April 28, 2010
First there was Jeff Hawkins' way, and now Palm will be living The HP Way, in a $1.2 billion acquisition announced today.
"HP intends to be a leader" in the evolving smartphone market, Hewlett-Packard's Todd Bradley, executive vice president of the personal systems group said in a statement.
Palm has been for sale since shortly after its WebOS arrived in June 2009 and failed to beat Apple iPhone and Google Android devices.
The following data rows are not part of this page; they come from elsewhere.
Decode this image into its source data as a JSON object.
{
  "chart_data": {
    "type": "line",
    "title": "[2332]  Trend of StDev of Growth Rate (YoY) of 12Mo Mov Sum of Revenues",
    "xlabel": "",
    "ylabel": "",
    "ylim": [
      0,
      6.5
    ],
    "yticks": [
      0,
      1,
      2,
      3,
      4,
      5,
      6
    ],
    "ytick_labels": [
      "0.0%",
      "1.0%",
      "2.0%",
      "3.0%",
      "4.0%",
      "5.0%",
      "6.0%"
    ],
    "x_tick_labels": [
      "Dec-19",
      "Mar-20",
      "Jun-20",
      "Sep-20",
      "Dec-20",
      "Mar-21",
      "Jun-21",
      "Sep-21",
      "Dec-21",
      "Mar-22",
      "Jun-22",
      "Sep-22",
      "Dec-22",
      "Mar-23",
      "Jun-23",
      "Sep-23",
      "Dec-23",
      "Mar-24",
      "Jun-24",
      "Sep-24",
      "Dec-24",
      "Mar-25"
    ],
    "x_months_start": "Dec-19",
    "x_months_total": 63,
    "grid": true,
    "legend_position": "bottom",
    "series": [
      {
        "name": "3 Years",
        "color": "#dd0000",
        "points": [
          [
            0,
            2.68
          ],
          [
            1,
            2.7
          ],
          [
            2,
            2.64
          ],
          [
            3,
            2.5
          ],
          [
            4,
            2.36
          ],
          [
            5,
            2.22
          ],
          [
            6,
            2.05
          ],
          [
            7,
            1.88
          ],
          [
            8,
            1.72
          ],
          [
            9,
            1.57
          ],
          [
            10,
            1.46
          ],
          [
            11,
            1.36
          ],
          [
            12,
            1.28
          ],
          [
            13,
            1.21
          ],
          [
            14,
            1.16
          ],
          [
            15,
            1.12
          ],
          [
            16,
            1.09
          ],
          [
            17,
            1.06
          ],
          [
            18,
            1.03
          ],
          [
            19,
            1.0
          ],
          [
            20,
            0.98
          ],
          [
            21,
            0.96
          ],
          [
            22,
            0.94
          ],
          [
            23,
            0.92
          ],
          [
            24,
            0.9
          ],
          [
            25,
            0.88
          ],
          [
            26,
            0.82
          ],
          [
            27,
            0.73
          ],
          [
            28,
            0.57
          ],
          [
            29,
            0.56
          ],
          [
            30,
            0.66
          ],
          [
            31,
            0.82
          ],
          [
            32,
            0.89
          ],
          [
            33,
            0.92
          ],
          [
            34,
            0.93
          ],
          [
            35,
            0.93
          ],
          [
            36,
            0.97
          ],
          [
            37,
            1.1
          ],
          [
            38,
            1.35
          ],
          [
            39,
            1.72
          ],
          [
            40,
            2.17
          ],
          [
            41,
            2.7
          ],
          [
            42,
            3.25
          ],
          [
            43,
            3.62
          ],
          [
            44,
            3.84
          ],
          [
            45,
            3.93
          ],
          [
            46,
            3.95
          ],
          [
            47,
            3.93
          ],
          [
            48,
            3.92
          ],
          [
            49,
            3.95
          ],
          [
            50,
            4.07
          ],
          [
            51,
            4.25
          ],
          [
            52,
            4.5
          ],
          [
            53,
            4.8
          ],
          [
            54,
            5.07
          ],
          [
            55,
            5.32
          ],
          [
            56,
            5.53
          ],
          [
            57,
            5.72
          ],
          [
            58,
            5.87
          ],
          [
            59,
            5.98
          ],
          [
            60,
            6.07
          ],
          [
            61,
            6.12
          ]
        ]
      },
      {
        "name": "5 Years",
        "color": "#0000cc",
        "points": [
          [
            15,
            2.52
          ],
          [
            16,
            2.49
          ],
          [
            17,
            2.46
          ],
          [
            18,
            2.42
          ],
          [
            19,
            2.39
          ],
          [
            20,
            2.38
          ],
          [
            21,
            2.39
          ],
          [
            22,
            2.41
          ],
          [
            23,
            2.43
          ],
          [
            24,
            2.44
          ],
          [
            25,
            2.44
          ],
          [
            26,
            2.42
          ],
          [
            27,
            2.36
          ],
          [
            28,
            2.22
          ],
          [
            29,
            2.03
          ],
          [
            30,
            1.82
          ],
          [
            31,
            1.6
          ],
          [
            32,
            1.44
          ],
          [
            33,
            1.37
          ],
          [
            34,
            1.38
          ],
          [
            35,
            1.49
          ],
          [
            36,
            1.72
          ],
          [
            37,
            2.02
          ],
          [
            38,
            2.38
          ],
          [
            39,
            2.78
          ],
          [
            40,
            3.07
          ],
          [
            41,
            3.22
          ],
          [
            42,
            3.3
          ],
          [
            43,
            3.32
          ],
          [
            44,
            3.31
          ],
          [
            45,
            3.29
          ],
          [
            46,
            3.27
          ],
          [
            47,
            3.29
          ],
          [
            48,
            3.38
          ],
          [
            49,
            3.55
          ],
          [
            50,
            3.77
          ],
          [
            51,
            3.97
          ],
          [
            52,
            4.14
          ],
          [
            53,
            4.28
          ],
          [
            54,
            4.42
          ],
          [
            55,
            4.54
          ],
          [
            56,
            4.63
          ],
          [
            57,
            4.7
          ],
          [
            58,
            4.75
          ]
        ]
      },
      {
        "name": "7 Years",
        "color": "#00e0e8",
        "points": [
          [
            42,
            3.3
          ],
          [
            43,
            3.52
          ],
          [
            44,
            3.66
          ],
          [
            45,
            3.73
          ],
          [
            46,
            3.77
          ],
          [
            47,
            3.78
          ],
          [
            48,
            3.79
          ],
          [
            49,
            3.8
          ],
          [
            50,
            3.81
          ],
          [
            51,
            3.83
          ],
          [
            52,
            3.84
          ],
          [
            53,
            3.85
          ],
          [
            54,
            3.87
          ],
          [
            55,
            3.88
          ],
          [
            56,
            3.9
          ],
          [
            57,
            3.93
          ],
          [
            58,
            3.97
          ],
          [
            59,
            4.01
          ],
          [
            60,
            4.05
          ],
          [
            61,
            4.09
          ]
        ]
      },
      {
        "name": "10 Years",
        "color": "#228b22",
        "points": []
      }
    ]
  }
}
But HP did not state how it plans to accomplish leadership.
VDC analyst David Krebs says this is HP's last chance to be relevant in the smartphone market.
"It all depends on how you define 'leader'," Krebs said. "I think there are a lot of pieces that Palm brings to the table that are very attractive, but as they stand right now there's a lot missing," such as a developer ecosystem, he said. HP probably has 12-18 months to succeed, although it's not clear why HP even needs its own mobile operating system, he noted.
Palm dominated the standalone PDA market in the late 1990s, and was acquired by modem maker U.S. Robotics and later by networking specialist 3Com. Hawkins, the founder, split off and started Handspring, which later merged back into Palm.
But the simple PalmOS lagged behind other smartphone systems. The newer WebOS is widely considered a technically superior product, but it arrived too late for market success.
There is a chance that WebOS' HTML focus may come full-circle and be in demand in the future, Krebs added. But by that time, Android may dominate
Today's deal, at $5.70 per share, is already approved by both companies. It is expected to close by the end of July.